Tenant advocates, meanwhile, have doubled down on their legislative efforts. In a recent letter to state Senate Majority Leader Andrea Stewart-Cousins and Assembly Speaker Carl Heastie, the Legal Aid Society of New York demanded an emergency session to extend the eviction moratorium.
"You have a responsibility to protect the most vulnerable New Yorkers," wrote Adriene Holder, attorney-in-charge of the civil practice at the Legal Aid Society. "This is not the time for inaction."
The organization urged Stewart-Cousins and Heastie to pass a tenant-backed bill from state Sen. Zellnor Myrie, D-Flatbush, that would prohibit evictions, new case filings and money judgments for a full year after the state lifts its final pandemic-related restrictions.
When evictions resume, the courts have indicated that they will seek to resolve pending cases before they tackle matters commenced since the pandemic began. The latter will remain on hold as long as Gov. Cuomo continues to renew an executive order that suspends civil court filing deadlines.
Among the pending cases are more than 14,000 residential eviction cases in which a warrant was issued prior to the pandemic.

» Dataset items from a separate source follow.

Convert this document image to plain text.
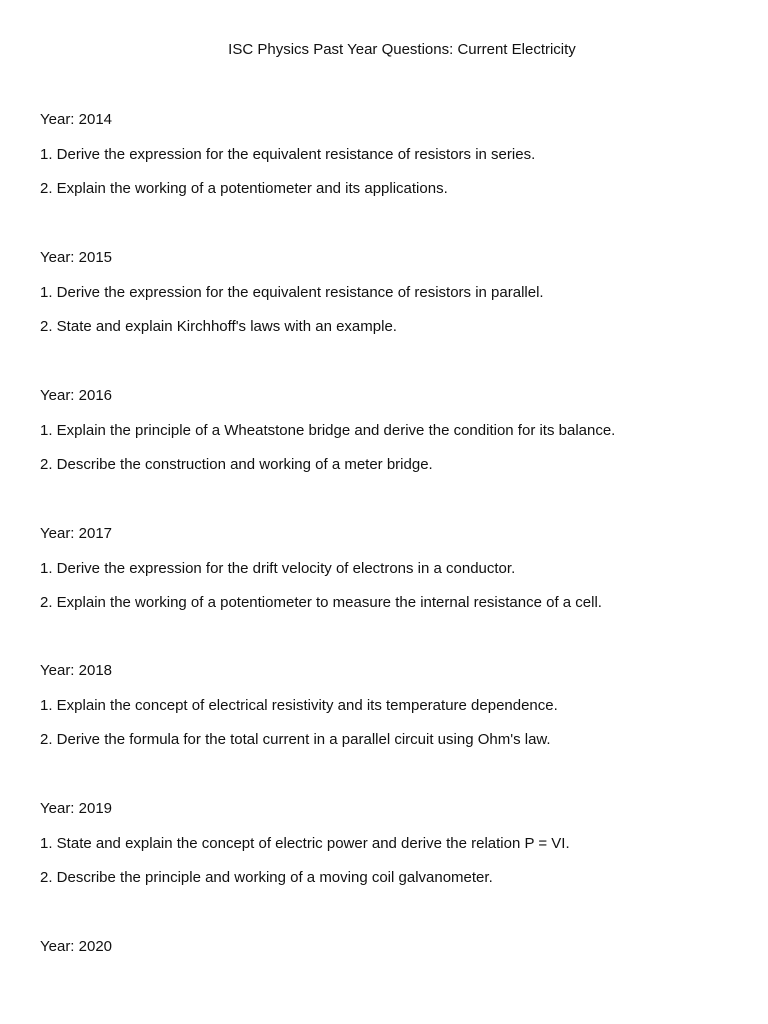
ISC Physics Past Year Questions: Current Electricity
Year: 2014
1. Derive the expression for the equivalent resistance of resistors in series.
2. Explain the working of a potentiometer and its applications.
Year: 2015
1. Derive the expression for the equivalent resistance of resistors in parallel.
2. State and explain Kirchhoff's laws with an example.
Year: 2016
1. Explain the principle of a Wheatstone bridge and derive the condition for its balance.
2. Describe the construction and working of a meter bridge.
Year: 2017
1. Derive the expression for the drift velocity of electrons in a conductor.
2. Explain the working of a potentiometer to measure the internal resistance of a cell.
Year: 2018
1. Explain the concept of electrical resistivity and its temperature dependence.
2. Derive the formula for the total current in a parallel circuit using Ohm's law.
Year: 2019
1. State and explain the concept of electric power and derive the relation P = VI.
2. Describe the principle and working of a moving coil galvanometer.
Year: 2020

"Currently, in New York City alone, there are over 14,000 households with pending eviction warrants who are in imminent danger of displacement," Marika Dias, managing director of the Urban Justice Center's Safety Net Project, said in a Tuesday statement to Law360.
Without an extended eviction moratorium, Dias predicted, "We are going to see mass displacement, generational trauma and a likely exacerbation of our public health crisis."
Gov. Cuomo's office did not immediately respond to a request for comment Tuesday. Nor did the offices of Majority Leader Stewart-Cousins and Speaker Heastie.
Last month, Cuomo extended a hold on commercial evictions through Sept. 20.